We have a program for contractors called the GoldStar Contractor where we help them recognize the standards and get their workforce certified. We also help them succeed as a business.
You're already building a relationship with the customer that's going to last years. If you help them identify how their house is working or not working and create that roadmap for what they need to do, they'll have confidence that you know what you're doing and will deliver for them.
Yes. You're crazy busy in the summer and crazy busy in the winter and then you've got these swing seasons that are difficult for keeping the staff occupied. If you embrace home performance, you find that you're able to do a consistent level of work all year. You have higher margins on average and you're shifting the mix up to higher efficiency equipment.
At the base level, you're probably looking at $10 to $12,000. And what that means is that you're paying your people to go to training.
The drivers have to do with comfort.
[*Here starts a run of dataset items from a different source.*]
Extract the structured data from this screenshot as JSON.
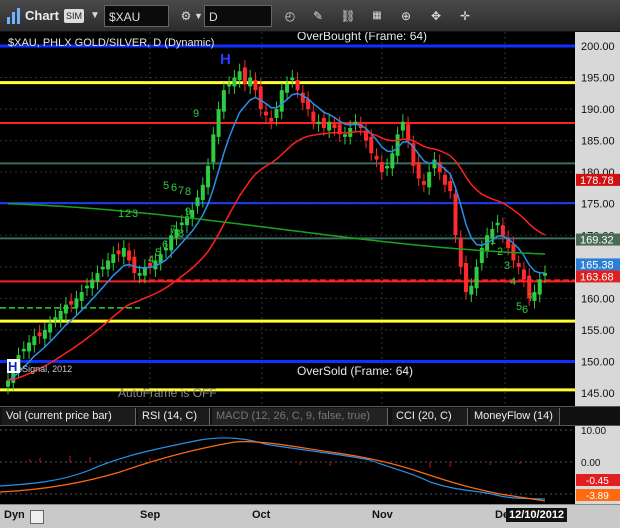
{
  "toolbar": {
    "chart_label": "Chart",
    "badge": "SIM",
    "symbol": "$XAU",
    "period": "D",
    "icons": [
      "symbol-dropdown-icon",
      "settings-gear-icon",
      "interval-dropdown-icon",
      "refresh-clock-icon",
      "draw-pencil-icon",
      "link-chain-icon",
      "bar-type-icon",
      "zoom-icon",
      "tools-icon"
    ]
  },
  "chart": {
    "title": "$XAU, PHLX GOLD/SILVER, D (Dynamic)",
    "overbought_label": "OverBought (Frame: 64)",
    "oversold_label": "OverSold (Frame: 64)",
    "autoframe_label": "AutoFrame is OFF",
    "copyright": "© eSignal, 2012",
    "dyn_label": "Dyn",
    "peak_marker": "H",
    "left_marker": "H",
    "seq_labels": [
      "1",
      "2",
      "3",
      "4",
      "5",
      "6",
      "7",
      "8",
      "9",
      "5",
      "6",
      "7",
      "8",
      "9",
      "1",
      "2",
      "3",
      "4",
      "5",
      "6",
      "7"
    ],
    "y_ticks": [
      "200.00",
      "195.00",
      "190.00",
      "185.00",
      "180.00",
      "175.00",
      "170.00",
      "165.00",
      "160.00",
      "155.00",
      "150.00",
      "145.00"
    ],
    "price_tags": [
      {
        "value": "178.78",
        "color": "#d01010"
      },
      {
        "value": "169.32",
        "color": "#4a6b55"
      },
      {
        "value": "165.38",
        "color": "#2a7fd4"
      },
      {
        "value": "163.68",
        "color": "#e02020"
      }
    ],
    "levels": {
      "overbought": 200.0,
      "oversold": 150.0,
      "yellow": [
        194.2,
        156.4,
        145.5
      ],
      "red": [
        187.8,
        162.7
      ],
      "blue": [
        175.1
      ],
      "teal": [
        181.4,
        169.5
      ]
    },
    "colors": {
      "up": "#2ecc40",
      "down": "#ff2a2a",
      "bg": "#000000",
      "grid": "#333333"
    }
  },
  "x_labels": [
    "Sep",
    "Oct",
    "Nov",
    "Dec"
  ],
  "date_badge": "12/10/2012",
  "tabs": [
    {
      "label": "Vol (current price bar)",
      "active": true
    },
    {
      "label": "RSI (14, C)",
      "active": true
    },
    {
      "label": "MACD (12, 26, C, 9, false, true)",
      "active": false
    },
    {
      "label": "CCI (20, C)",
      "active": true
    },
    {
      "label": "MoneyFlow (14)",
      "active": true
    }
  ],
  "macd": {
    "y_ticks": [
      "10.00",
      "0.00"
    ],
    "value_tags": [
      {
        "value": "-0.45",
        "color": "#e02020"
      },
      {
        "value": "-3.89",
        "color": "#ff6a10"
      }
    ]
  },
  "chart_data": {
    "type": "candlestick",
    "title": "$XAU, PHLX GOLD/SILVER, D (Dynamic)",
    "ylim": [
      143,
      202
    ],
    "closes": [
      147,
      149,
      151,
      152,
      153,
      154,
      154,
      155,
      156,
      157,
      158,
      159,
      159,
      160,
      161,
      162,
      163,
      164,
      165,
      166,
      167,
      167,
      168,
      166,
      164,
      164,
      165,
      165,
      166,
      167,
      168,
      170,
      171,
      172,
      173,
      174,
      176,
      178,
      181,
      186,
      190,
      193,
      194,
      195,
      196,
      194,
      195,
      193,
      190,
      189,
      188,
      190,
      193,
      194,
      195,
      193,
      191,
      190,
      188,
      188,
      187,
      188,
      187,
      186,
      186,
      187,
      188,
      187,
      185,
      183,
      182,
      180,
      181,
      183,
      186,
      188,
      185,
      181,
      179,
      178,
      180,
      182,
      180,
      178,
      177,
      170,
      165,
      161,
      162,
      165,
      168,
      170,
      171,
      172,
      170,
      168,
      166,
      165,
      163,
      160,
      161,
      163,
      164
    ],
    "ema_fast_last": 165.38,
    "ema_mid_last": 169.32,
    "sma_slow_last": 178.78,
    "last": 163.68
  }
}
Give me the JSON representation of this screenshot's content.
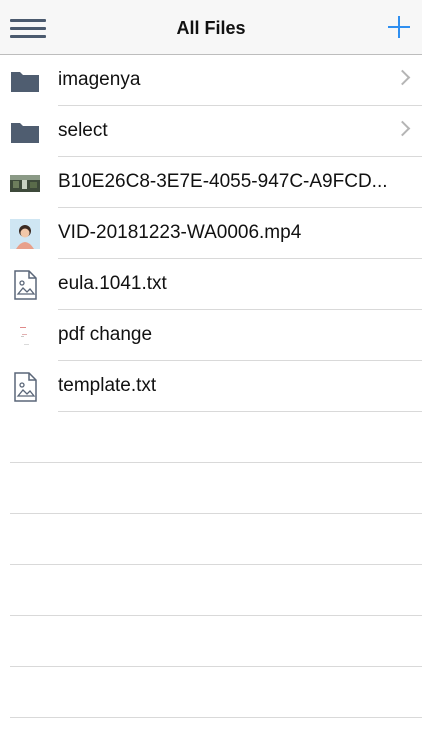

It has to do with getting Jenny back out on the soccer field, not having to use the inhaler all the time.
The things that really matter to them about the home is their castle. Energy efficiency may be some critical to the regulator, but it's really hard to sell savings.
You have to sit around the table and find out what's driving them. What kinds of issues are they having with they're home? Are there rooms where you can't control the temperature? Do you have musty smells? If you're responsive to what their real concerns are, you can probably find a way to do the testing to help identify what's causing those problems. So comfort is a huge driver.
I've spoken at some of the distributor meetings with top contractors and I find that's a very good environment for the manufacturer who wants to give the contractor the opportunity to look at home performance and see if it fits their model. It's a comfortable setting for the contractor to know the distributor wants them to have these ideas put in front of them in an educational forum.
The reality is, if your company's business model requires that all you do is change out equipment, you can't just say now you're going to go do home performance and you're going to spend a half-day evaluating the home and making recommendations. It could really affect your cash flow. Home performance requires a completely different mindset and it's difficult for businesses to make that transition.
When you do HVAC plus home performance contracting, the average ticket size increases. And numbers we've seen are anywhere from $5,500 to $7,500 on HVAC to $8 to $15,000 for a home performance job. That gross margins were 38 to 45 percent on HVAC and HVAC plus home performance are 45 to 50 percent. And then there's a question about close rates, which are typically better because you're instilling confidence that you're actually solving problems.